Masyarakat berkepribadian Jawa yang menyatakan agamis, tetapi "Keagamaan" Jawa-nya bersifat multi-lapis, multi-tafsir dan multi-wajah. Mereka tetaplah seorang yang Jawa, meski terlahir dari hasil senggama antara daging dan doktrin sekalipun darahnya tetap saja seorang Jawa. Karena evolusi masyarakat Jawa dalam perkembangannya selama ratusan tahun dan dalam perubahannya hingga sekarang tidak terhenti dan masih berproses untuk menentukan dan menuju identitas bangsa yang berkualitas. 


                                                                                    
Sumber :
Observasi/ pengamatan langsung di lapangan dalam prosesi Mahesa Lawung, (4 April 2011)
Gambar diambil dari dokumentasi pribadi.

1 komentar:

  1. Bismillah.

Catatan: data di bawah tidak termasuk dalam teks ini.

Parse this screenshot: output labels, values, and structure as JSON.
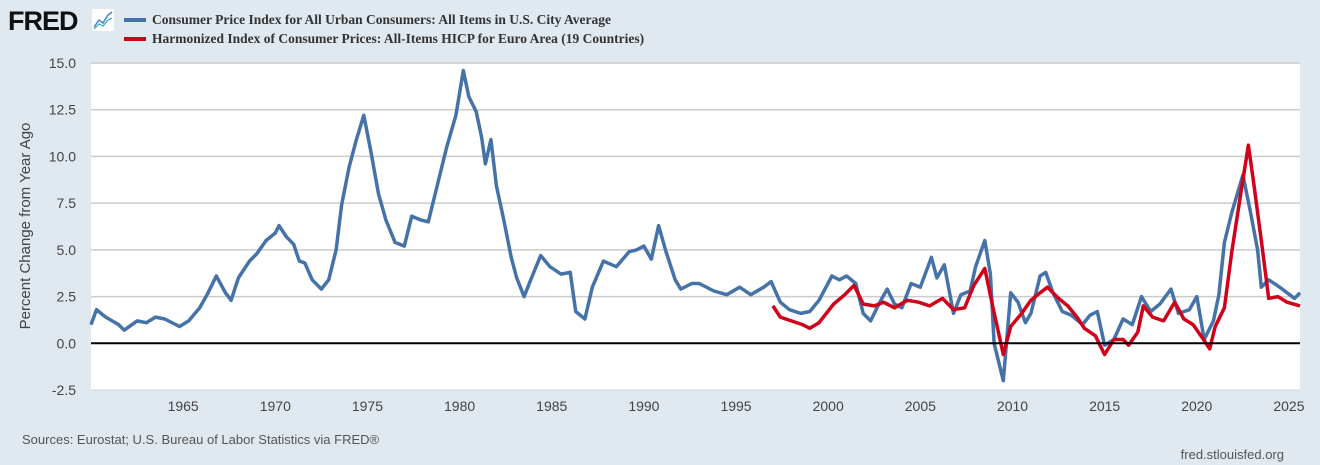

Saya bersaksi bahwa tidak ada sesembahan yang hak kecuali Allah dan saya bersaksi bahwa Nabi Muhammad adalah utusan Allah.
    Mba Nura yang semoga Allah memberikan keselamatan dan kesejahteraan dalam iman dan islam.
    dikatakan bahwa : " sebagai wujud rasa syukur kepada Tuhan yang telah memberi kehidupan dan juga memohon kepada Tuhan untuk keselamatan serta kesejahteraan Keraton Kasunanan Surakarta pada khususnya dan Negara Indonesia pada umumnya". Kalimat inilah yang menutupi heketakat sebenarnya dari ritual ini. Sebuah kalimat yang biasa dilontarkan oleh musrikin qurais ketika diajak supaya islam mereka menolak yaitu bahwa mereka tidak menyembah berhala tetapi hanya bermaksud mendekatkan diri kepada Allah ( QS Az Zumar :3) masih banyak ucapan atau kegiatan yang menutupi kegiatan kesyirikan, seperti :
    1. Melestarikan budaya nenek moyang? ...Budaya yang mana dulu? sopan santun, bersih desa, gotong royong mabangun rumah? kalau ini OK tapi kalau budaya nyajeni..ritual ini dan itu..itu tradisi kesyirikan. kalau sudah islam harus berlepas diri dan tidak cawe- cawe
    2. Melestarikan budaya lokal
    3. Nguri- nguri kabudayan ( kalimat nomor 2 dan 3 di lihat konteknya dulu)
    4. Dalam acara ritual sesaji diucapkan ayat alqur'an.( ini hanya akal- akalan saja supaya terlihat islami )
    dibalik itu sebenarnya mereka sedang beribadah kepada selain Allah . Jadi bukan sedikit menyimpang dari islam tetapi sudah diluar islam. Apa indikasinya ini pertanyaannya :
    1. Bagaimana mungkin bersyukur dengan memendam kepala kerbau ? menyediakan sesaji ?
    2. Mengapa bersyukurnya bukan secara islam ? dll bisa dilihat melalui publikasi foto-fotonya
    3. Kalau ditanya mengapa diadakan, jawabannya " bersyukur kepada Allah". Coba sekali kali ditanya : Bagaimana kalau tidak diadakan ? pastibaru ketahuan dibalik itu semuanya.
    Alhamdulillah semoga Allah menghindarkan saya dan keturunan saya dari ritual seperti ini.